Por Manuel Mora y Araujo. Sociólogo. Profesor de la Universidad Torcuato Di Tella.
La multiplicidad de decisiones de gobierno cuyo efecto sistemático es erosionar las ventajas competitivas de la economía argentina es menos original de lo que se cree. Culmina una larga tradición de políticas públicas en nuestro país que persiste en atentar contra todo recurso que puede depararnos ventajas frente al resto del mundo.
Es frecuente –y correcto– hablar de la etapa de la Argentina exitosa y la etapa de la Argentina declinante. El "país del éxito" y el "país del fracaso" los llamó Paul Samuelson en una muy citada intervención en el Congreso de Economía en México en 1980. Efectivamente, según una estimación (datos suministrados por Pablo Gerchunoff), el producto bruto interno argentino hacia 1912 era un 30% mayor que el del promedio de un conjunto representativo de países del mundo, en 1952 era igual a ese promedio, ahora está 40% por debajo de él. La capacidad productiva argentina se fue desplomando a lo largo de las décadas. Cada uno puede colocar explicaciones y culpas donde prefiera, pero los hechos son incontestables.
En aquellos lejanos años del éxito tampoco era todo tan sencillo.

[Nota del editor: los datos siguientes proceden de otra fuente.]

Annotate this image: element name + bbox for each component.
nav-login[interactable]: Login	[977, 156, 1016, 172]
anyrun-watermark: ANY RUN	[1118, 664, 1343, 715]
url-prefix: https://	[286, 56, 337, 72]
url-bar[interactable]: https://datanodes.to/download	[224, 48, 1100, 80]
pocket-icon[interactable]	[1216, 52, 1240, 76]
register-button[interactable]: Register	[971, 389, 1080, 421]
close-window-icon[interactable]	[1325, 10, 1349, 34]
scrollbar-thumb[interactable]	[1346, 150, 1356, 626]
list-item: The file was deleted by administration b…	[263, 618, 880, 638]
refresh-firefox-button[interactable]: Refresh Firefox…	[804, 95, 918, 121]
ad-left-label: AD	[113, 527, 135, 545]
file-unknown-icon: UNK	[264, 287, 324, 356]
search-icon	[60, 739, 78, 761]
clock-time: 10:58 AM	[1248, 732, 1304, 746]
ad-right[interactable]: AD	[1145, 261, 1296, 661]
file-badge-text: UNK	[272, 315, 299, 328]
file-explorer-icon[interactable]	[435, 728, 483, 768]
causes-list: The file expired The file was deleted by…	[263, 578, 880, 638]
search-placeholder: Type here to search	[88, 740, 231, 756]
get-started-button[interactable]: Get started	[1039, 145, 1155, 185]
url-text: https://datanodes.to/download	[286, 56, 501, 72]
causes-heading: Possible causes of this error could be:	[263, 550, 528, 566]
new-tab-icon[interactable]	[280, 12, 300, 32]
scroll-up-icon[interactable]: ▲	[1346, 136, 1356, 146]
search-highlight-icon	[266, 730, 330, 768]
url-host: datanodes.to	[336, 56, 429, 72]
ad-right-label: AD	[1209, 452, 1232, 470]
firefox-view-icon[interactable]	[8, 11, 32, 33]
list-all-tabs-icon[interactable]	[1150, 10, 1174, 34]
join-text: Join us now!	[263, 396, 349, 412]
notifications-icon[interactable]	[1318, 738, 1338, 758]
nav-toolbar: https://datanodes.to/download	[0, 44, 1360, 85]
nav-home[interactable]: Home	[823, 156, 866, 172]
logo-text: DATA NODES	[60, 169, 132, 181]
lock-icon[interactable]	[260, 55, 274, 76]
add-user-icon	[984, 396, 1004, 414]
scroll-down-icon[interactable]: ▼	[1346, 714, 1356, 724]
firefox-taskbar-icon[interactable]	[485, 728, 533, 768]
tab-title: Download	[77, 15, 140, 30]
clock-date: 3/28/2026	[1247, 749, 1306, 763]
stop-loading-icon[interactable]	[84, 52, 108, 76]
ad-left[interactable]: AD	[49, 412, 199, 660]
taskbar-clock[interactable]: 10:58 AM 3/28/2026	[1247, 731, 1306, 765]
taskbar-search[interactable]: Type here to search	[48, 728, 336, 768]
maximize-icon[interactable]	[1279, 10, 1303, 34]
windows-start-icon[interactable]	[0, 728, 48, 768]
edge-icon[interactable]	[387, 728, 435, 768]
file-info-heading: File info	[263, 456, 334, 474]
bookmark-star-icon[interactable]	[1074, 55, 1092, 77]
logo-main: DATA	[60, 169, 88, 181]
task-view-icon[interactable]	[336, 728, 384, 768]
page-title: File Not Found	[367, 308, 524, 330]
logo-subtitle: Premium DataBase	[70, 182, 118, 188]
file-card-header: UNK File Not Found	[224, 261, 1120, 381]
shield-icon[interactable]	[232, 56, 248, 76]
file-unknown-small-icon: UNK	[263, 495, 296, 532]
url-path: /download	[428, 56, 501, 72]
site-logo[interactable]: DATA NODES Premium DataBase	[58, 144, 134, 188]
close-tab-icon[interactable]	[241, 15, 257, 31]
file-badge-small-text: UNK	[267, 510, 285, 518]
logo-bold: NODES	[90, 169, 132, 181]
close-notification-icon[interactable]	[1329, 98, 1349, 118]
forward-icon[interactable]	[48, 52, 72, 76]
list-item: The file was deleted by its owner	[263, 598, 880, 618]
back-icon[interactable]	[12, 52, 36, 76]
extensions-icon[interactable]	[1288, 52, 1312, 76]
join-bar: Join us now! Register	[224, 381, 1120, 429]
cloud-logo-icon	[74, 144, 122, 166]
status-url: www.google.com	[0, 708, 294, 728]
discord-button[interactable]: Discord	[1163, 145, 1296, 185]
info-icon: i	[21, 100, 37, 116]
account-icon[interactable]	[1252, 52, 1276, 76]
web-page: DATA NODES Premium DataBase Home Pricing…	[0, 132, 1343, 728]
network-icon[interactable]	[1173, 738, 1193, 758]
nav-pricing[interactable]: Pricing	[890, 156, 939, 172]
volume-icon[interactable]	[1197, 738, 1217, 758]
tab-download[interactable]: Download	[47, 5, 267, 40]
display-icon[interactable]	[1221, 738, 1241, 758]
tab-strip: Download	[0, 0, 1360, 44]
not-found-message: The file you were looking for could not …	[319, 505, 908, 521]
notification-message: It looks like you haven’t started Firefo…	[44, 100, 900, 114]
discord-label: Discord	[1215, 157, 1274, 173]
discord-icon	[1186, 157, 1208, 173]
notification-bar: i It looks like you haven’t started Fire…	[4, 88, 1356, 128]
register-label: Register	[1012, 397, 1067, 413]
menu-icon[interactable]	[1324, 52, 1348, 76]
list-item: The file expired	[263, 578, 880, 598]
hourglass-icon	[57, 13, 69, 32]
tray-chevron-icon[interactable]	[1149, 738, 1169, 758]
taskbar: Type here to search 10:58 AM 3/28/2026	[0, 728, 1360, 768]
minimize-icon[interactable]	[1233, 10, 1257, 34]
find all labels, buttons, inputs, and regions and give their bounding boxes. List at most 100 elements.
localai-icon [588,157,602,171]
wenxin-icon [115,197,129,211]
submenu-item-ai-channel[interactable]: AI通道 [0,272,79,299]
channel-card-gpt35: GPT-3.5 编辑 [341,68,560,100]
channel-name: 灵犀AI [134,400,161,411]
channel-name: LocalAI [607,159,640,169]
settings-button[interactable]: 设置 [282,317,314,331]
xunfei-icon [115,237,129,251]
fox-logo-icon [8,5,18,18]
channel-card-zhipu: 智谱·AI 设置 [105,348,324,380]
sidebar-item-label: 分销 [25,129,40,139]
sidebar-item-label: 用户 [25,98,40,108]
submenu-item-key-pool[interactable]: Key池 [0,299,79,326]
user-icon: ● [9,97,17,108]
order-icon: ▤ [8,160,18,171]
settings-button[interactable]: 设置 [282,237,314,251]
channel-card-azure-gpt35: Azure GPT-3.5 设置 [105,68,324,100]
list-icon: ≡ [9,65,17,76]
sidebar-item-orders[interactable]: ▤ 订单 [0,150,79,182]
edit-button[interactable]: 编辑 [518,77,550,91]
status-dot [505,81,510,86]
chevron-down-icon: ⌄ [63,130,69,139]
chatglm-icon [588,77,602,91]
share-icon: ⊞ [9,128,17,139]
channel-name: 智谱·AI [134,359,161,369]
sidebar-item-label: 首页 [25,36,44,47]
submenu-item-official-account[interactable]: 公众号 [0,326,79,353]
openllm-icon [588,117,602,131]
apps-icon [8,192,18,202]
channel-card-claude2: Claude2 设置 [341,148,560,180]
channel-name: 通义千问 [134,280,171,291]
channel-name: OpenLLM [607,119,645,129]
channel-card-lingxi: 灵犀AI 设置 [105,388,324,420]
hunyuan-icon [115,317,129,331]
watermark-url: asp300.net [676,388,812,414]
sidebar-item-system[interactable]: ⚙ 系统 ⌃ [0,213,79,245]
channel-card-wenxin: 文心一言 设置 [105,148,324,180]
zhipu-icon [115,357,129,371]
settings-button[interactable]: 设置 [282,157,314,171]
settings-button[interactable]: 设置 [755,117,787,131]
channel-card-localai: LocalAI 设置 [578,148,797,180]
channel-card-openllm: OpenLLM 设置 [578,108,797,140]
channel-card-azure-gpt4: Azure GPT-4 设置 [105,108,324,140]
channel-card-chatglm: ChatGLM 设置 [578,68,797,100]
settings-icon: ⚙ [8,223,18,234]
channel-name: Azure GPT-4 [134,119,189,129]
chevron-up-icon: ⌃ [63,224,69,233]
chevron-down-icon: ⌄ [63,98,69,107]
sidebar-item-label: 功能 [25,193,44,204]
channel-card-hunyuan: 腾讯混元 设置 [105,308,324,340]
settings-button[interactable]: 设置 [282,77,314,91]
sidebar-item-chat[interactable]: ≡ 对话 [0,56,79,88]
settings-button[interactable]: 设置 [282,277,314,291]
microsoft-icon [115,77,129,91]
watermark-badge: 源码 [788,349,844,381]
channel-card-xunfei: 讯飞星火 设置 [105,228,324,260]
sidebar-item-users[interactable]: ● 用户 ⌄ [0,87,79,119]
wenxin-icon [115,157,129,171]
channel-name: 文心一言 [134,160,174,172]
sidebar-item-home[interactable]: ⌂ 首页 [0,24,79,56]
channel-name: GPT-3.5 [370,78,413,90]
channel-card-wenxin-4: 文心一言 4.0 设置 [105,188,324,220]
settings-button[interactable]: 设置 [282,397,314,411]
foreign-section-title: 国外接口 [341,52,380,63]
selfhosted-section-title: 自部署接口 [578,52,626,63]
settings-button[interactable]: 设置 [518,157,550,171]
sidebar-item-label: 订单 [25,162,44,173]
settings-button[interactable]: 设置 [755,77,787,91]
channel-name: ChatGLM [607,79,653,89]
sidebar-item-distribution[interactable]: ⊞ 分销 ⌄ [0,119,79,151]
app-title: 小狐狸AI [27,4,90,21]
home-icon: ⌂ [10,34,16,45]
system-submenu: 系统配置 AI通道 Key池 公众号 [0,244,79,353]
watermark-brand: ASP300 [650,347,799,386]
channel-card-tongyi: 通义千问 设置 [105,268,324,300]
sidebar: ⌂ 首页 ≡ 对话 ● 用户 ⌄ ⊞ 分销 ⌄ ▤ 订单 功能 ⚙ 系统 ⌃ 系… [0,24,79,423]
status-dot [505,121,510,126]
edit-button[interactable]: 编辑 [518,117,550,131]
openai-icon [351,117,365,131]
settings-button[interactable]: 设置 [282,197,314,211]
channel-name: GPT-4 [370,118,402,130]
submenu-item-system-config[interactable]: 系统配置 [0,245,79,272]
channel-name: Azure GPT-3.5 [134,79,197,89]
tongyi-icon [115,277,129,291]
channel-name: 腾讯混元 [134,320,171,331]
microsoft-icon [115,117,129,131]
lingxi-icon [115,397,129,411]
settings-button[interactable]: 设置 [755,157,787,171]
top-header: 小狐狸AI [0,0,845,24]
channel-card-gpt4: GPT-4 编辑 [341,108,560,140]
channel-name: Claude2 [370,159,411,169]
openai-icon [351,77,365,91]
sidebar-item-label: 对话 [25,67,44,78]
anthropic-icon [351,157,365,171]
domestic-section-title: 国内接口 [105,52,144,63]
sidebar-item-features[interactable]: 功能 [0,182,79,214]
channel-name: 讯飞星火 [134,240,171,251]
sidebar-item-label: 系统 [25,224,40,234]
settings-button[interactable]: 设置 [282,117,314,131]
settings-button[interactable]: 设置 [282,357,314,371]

La Argentina "descubrió" que su suelo era su mayor ventaja natural recién a mediados del siglo XIX. Y si bien es cierto que en menos de tres décadas ese hallazgo sorprendente hizo posible levantar sobre este suelo el "granero del mundo" y las mejores vacas del planeta, también lo es que los productores ganaderos innovadores a fines del siglo XIX libraron arduas batallas para consolidar las transformaciones, y que a los chacareros –en gran medida inmigrantes– que abastecieron al mundo de granos la vida no les fue fácil. Historiadores como Roy Hora y Ezequiel Gallo documentaron exhaustivamente esos procesos. También hubo batallas que no se ganaron, como el sueño patagónico de Ramos Mejía y el Perito Moreno, que requería de inmigrantes, capitales, conocimientos y políticas públicas para crear las ventajas competitivas que no había –y no hubo–.
En el mundo de la Revolución Industrial los países prosperaban económicamente por la combinación de dos factores: políticas públicas adecuadas y "burguesías nacionales" imbuidas de una visión estratégica de su país. La Argentina tuvo ambas cosas, pero fueron sistemáticamente cuestionadas por gran parte de los políticos de todos los tiempos. La "burguesía nacional" –que dejó sus marcas en el paisaje urbano y rural del país– estaba ahí, donde muchos veían "oligarcas" y señores feudales –como hoy ven "sojeros" donde hay productores innovadores y eficientes–. Ese sector social, con su componente vernáculo de grandes terratenientes y su componente inmigratorio de pequeños productores, transformó la Argentina; pero hasta hoy no son pocos quienes siguen pensando que su existencia es una "desventaja" para el país, y creen que es posible inventar una burguesía nacional por decreto.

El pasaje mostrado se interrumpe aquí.